BOSTON — WHOEVER wins the World Series, Philadelphia will come out on top in postseason play. Not the baseball team: the city.
Of the four cities whose teams entered the league-championship playoffs last week - Chicago, Toronto, Atlanta, and Philadelphia - only the last one taxes visiting athletes on income they earn there. The City of Brotherly Love's tax man keeps 4.3 percent of the money earned by professional jocks while they are in town, whether they come to play the Phillies, the football Eagles, the basketball '76ers, or the hockey Flyers. Given the multimillion-dollar salaries earned by many athletes today, the tax brings in a fair hunk of change, even though it's levied pro rata on just a small part of a player's total salary.
Pennsylvania gets into the act, too. The state charges a ``nonresidents tax'' of 2.8 percent on pro athletes who stop over in Philadelphia or Pittsburgh to play the locals.
Example: The average big-league baseball player earned $1,028,667 in 1992. An Atlanta Braves player making the average salary will pay Philadelphia $1,643 and Pennsylvania $1,067 for six regular-season games in 1993, plus an additional amount for the bonus he made in the playoffs. The taxes are withheld from players' paychecks.
None of the other cities in the baseball playoffs tax visiting players. But Illinois takes a bite from pros on teams from states that tax Illinois players. This ``Michael Jordan tax'' was passed in retaliation for the tax levied by California on Chicago Bulls players in 1991.
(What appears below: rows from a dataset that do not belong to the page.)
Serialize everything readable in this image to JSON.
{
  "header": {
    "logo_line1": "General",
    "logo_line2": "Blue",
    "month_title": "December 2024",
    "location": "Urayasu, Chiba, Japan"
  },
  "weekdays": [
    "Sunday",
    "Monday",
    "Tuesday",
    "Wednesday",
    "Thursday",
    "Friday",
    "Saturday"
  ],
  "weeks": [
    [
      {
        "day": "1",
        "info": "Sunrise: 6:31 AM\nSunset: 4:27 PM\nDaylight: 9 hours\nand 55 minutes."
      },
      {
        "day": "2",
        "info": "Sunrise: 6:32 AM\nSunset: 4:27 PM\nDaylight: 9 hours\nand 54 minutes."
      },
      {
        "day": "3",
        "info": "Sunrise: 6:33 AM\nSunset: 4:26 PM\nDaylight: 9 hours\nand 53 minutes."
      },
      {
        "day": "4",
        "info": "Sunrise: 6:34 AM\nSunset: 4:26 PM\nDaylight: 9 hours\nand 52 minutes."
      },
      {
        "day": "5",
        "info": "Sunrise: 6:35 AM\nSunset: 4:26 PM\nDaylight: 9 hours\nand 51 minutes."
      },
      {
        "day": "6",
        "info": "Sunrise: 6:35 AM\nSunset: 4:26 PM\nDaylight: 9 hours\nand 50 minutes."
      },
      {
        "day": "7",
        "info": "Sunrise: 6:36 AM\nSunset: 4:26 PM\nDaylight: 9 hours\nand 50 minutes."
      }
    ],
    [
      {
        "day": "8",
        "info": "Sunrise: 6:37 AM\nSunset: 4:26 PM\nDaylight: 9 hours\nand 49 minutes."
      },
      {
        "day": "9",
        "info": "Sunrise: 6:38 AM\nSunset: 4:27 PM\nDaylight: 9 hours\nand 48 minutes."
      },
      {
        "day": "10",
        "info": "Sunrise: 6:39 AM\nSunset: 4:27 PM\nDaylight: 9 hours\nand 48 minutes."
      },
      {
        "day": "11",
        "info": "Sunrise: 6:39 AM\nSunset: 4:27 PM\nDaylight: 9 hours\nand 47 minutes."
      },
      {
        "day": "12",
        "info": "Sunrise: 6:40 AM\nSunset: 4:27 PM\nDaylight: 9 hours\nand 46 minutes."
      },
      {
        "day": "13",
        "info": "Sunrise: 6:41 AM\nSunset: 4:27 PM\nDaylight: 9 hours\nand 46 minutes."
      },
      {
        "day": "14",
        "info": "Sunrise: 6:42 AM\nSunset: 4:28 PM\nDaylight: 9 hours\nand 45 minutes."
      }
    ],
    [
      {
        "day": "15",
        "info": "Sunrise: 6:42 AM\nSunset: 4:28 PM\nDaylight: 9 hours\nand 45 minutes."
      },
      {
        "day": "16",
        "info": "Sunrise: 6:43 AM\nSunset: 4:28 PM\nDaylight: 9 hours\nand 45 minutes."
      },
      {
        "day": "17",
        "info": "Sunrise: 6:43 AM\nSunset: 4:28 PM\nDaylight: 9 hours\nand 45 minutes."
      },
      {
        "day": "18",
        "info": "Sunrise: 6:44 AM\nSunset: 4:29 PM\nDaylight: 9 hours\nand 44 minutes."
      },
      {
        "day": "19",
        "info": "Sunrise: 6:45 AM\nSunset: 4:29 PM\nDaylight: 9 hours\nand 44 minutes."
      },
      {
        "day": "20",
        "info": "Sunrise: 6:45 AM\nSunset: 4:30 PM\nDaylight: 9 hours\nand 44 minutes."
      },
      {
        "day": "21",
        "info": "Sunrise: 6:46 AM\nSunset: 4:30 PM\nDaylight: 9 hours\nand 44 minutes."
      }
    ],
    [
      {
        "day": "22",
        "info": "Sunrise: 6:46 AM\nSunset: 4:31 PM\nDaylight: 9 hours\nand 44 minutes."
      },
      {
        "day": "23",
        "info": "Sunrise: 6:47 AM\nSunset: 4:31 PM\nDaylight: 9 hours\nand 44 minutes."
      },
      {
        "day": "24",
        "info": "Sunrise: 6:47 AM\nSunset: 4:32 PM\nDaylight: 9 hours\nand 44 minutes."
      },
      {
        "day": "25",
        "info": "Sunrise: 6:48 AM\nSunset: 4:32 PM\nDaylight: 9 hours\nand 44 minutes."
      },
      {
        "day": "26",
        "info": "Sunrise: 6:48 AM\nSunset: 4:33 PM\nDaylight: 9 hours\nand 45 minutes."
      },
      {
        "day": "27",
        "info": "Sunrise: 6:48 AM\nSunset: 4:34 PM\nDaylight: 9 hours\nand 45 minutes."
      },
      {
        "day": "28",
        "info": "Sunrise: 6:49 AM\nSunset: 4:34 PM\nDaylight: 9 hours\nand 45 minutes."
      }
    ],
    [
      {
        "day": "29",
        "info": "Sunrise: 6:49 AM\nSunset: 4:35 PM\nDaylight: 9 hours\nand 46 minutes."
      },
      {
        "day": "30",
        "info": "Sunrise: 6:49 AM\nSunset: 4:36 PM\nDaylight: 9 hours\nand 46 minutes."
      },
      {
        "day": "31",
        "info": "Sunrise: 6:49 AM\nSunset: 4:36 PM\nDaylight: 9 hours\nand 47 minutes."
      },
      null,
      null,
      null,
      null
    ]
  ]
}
Last year the Georgia legislature enacted a nonresidents tax that would have hit players visiting Atlanta, but Gov. Zell Miller vetoed it. A number of states have such taxes; Canada and its provinces do not.
Besides Philadelphia, cities that tax visiting athletes include Cincinnati, Cleveland, Detroit, and New York.
These so-called ``source'' taxes don't apply only to professional athletes. Their biggest application is to commuters who work in a state or city but live outside it. The taxes also apply to visiting entertainers, speakers, consultants, and others.
``When Governor [William] Weld took in the Grateful Dead concert, I'm sure a tax-enforcement unit went with him,'' says Frederick Herberich, general counsel of the Massachusetts Department of Revenue, referring to a recent rock concert.
Of course, collecting what some call the ``athletes and aesthetes'' tax from the Dead or Dan Marino is relatively easy. The tricky part is catching up with less visible performers who do a one-night gig and then high-tail it out of the state.
In New York state, tax-department employees track visiting performers through music-industry trade publications and college newspapers, and they read gossip columns to find out where movies are being made in the state, says Karl Felsen, a department spokesman.
Source taxes generally don't cost ballplayers and others additional money, since taxes paid on out-of-state income are credited against the income taxes they pay at home.
The Federation of Tax Administrators in Washington is trying to standardize the rules for visiting athletes and simplify compliance. Model rules drafted by an FTA task force have been circulated to the four major professional sports for discussion with team owners and players associations. In time, the rules will be submitted to the states for enactment.